Now, the match still suffered from the “wrestler hits a move and then stands around for an extended period of time” that often plagues WWE Last Man Standing matches, but that didn’t dull the interest for the San Antonio crowd; in fact, Cena’s kayfabe injury made the referee’s counts more dramatic than they would’ve otherwise been.

Triple H (c) vs. Cactus Jack- WWF Championship (Street Fight) (2000)

Triple H’s lengthy tenure as a main eventer in WWE can be largely attributed to his two matches with Mick Foley (as Cactus Jack) in early 2000. The Street Fight the two participated in at the 2000 Royal Rumble was the tamer of those two matches (and a bit tamer than I remember), but it still delivered on the level of carnage that fans expected at the time.

This being a match from 2000, there are elements that haven’t aged well — particularly the two unprotected chair shots to the head — but the match never reached a point where it got too gruesome. It wasn’t just mindless violence, either, as the two mixed in a number of clever spots (like Helmsley being ready for the second Cactus Knee, hip tossing Jack into steps and ramming Jack’s knee into the same steps, and a handcuffed Jack headbutting Helmsley in the groin) and the nearfalls in this one were very dramatic throughout.

Even the finish — Triple H Pedigreeing Jack on the into thumbtacks after Jack survived the first one — effectively put Jack over as this horror movie monster (as the babyface) that kept coming until “The Game” took drastic measures to finally put him away for good. Yeah, there’s a reason why many regard this as a classic.

Edge (c) vs. Rey Mysterio- World Heavyweight Championship (2008)

For as good of a match as this was (though not an all-timer), there isn’t much to say about this one. It was simply a smooth 12-and-a-half-minute match between Rey Mysterio and Edge: Two guys who had great in-ring chemistry with one another (though their encounters as part of respective Elimination Chamber matches in 2009 and 2011 speak to this better).

Looking back, this felt like watching a television main event match on a modern wrestling show, which speaks more to the dearth of options for quality wrestling today.
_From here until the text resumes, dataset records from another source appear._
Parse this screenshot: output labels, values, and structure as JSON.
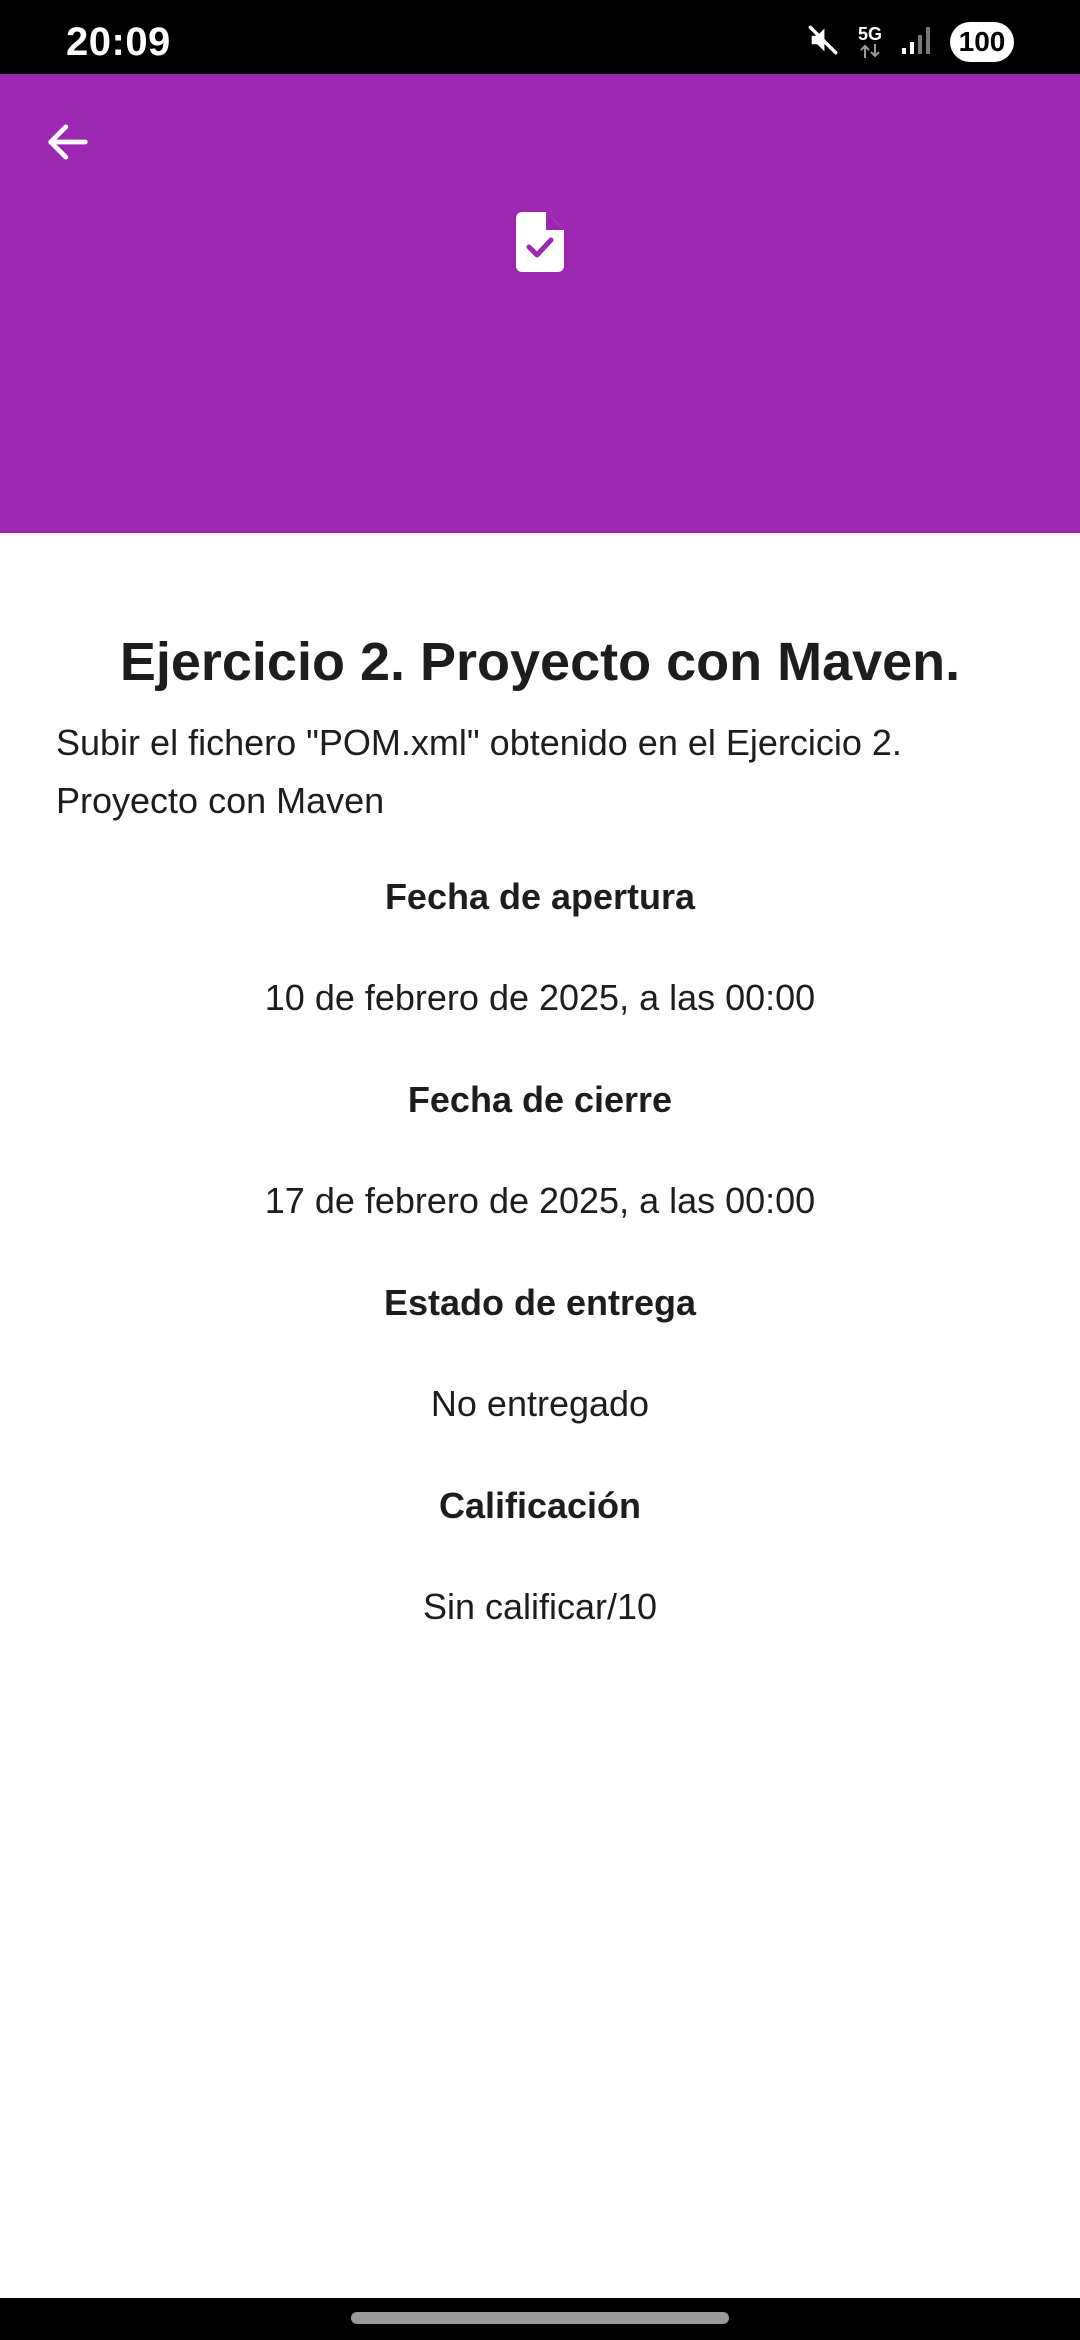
{
  "status_bar": {
    "time": "20:09",
    "network": "5G",
    "battery": "100",
    "icons": [
      "mute-icon",
      "network-5g-icon",
      "signal-icon",
      "battery-icon"
    ]
  },
  "header": {
    "background_color": "#9c27b0",
    "back_icon": "arrow-back-icon",
    "assignment_icon": "assignment-check-icon"
  },
  "assignment": {
    "title": "Ejercicio 2. Proyecto con Maven.",
    "description": "Subir el fichero \"POM.xml\" obtenido en el Ejercicio 2. Proyecto con Maven",
    "fields": [
      {
        "label": "Fecha de apertura",
        "value": "10 de febrero de 2025, a las 00:00"
      },
      {
        "label": "Fecha de cierre",
        "value": "17 de febrero de 2025, a las 00:00"
      },
      {
        "label": "Estado de entrega",
        "value": "No entregado"
      },
      {
        "label": "Calificación",
        "value": "Sin calificar/10"
      }
    ]
  }
}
Edge and Mysterio did some fun stuff early before the then-World Heavyweight Champion worked over Mysterio’s knee for the heat. Again, not groundbreaking stuff, but still good.

Given that this match took place in the midst of the La Familia stanza of Edge’s career, it was surprising to see so little outside interference in this match. Instead, WWE saved the nonsense for the finish, as Vickie Guerrero pulled the referee’s leg when it looked like Mysterio had the match won and took the bullet for her betrothed on another 619 attempt, which allowed Edge to hit a spear and retain.

Next. Five reasons why Big E should win the Royal Rumble. dark

There are better matches from the Rumble to look at, but that shouldn’t negate how fun this one is to watch, especially if you’re pressed for time.